MJ Kobernus was born in the US. At an early age, he moved to the United Kingdom, where he grew up in a quintessentially English town.
Always an adventurer, he has traveled around Europe by Motorcycle, leaped from a moving train in Italy and lived in a squat in Berlin.
For several years in the US, he lived aboard a sailboat with his wife and two young children. He still misses the boat.
MJ attended University as a mature student and studied History, English Lit and Lang, as well as Old English and Old Norsk at the University of Birmingham, in the UK. Elements of these interests can be found in his writing, so consider yourself warned.
Having traveled widely before settling down in Norway, he now considers himself 'home.' He speaks passable Norwegian.
MJ has a distinct leaning towards the Metaphysical, which is a frequent theme in his work. He is also very fond of Dystopian literature.
He has authored several novels, the first of which, The Guardian - Blood in the Sand, a unique blend of Metaphysical Fantasy and Historical Fiction, was published in August, 2015, while the second, Blood in the Snow, is due out in mid 2016.
MJ is the self proclaimed inventor of the micro genre of "Flash Philosophy."
He is also the founder of Nordland Publishing where he is the Editor in Chief and tea-boy.
MJ is an avid gamer, so you might find him online as part of the SC2 community, where he delights in teaching people half his age why they should respect their elders.

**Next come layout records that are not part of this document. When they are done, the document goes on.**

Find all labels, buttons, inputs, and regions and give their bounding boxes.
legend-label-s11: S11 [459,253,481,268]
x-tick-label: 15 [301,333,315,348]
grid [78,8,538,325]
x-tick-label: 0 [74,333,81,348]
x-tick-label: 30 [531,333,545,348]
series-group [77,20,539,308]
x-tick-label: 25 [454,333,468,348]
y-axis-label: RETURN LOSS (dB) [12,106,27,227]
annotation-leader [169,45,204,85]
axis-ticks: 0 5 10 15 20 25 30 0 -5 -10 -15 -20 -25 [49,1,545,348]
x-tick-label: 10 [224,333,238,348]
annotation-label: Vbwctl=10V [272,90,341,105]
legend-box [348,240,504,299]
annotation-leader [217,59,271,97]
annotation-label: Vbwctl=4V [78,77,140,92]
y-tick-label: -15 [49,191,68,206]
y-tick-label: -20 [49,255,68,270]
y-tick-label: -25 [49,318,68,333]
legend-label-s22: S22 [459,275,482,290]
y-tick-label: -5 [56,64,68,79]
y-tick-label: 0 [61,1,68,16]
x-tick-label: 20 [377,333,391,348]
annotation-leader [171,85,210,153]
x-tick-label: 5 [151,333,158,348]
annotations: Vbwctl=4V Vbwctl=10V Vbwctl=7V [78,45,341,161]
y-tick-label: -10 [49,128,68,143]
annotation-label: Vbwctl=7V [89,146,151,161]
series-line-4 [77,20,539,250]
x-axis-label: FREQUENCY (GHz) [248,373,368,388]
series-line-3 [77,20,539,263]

He has three daughters, but claims they are not the reason he lost all his hair.
He has published numerous scientific articles, as well as short stories in various collections and magazines. You can see more at his blog, http://metaphysicalgeometry.blogspot.no
or at www.nordlandpublishing.com.
Francis W. Porretto
on July 04, 2016 :
This feels incomplete, which is partly a consequence of its nature as a segment in a larger tale. However, incompleteness is a problem for the reader. Even if the ending makes him eager to read what comes next, he’s been denied emotional closure. Well, deferred gratification and all that.
The writing is a bit stilted: not awkward, but distancing, such that the reader has difficulty bonding with any of the characters. At least, I did. Also, I would recommend reducing the number of viewpoint characters to help with this.
For me, the most interesting thing in the story is the evocative allusion to what must be an extensive backstory: What is / was the Final Fall? What brought it about? How far ahead was it foreseen? How far had space travel technology advanced by the time the chosen ones had to leave Earth lest they be swallowed up in the disaster?
We don’t find out what caused Argoss’s captain to choose to kill off his entire crew. This is a problem, and I don’t think it can be fixed without expanding significantly upon what you’ve told us here. Also, if the mutants are the direct descendants of human beings, why do they immediately hate their would-be rescuers? Would they have had any reason to perform the maintenance that puzzles the salvage team?
Overall, fair edging slightly toward good, but with a caveat: To publish a segment of a longer, more detailed story is always a chancy undertaking. You might want to consider republication, uniting “Salvage” with whatever comes next, to improve its emotional impact.
(review of free book)
on March 13, 2016 :
This is a scifi exodus tale and something has gone wrong with one of the arks. I really enjoyed the way in which relationships and the past living conditions were inferred so well without needing great exposition and how the end come on thick and fast. I am really disappointed there is no sequel yet as I have a feeling the Hunted will be another enjoyable read.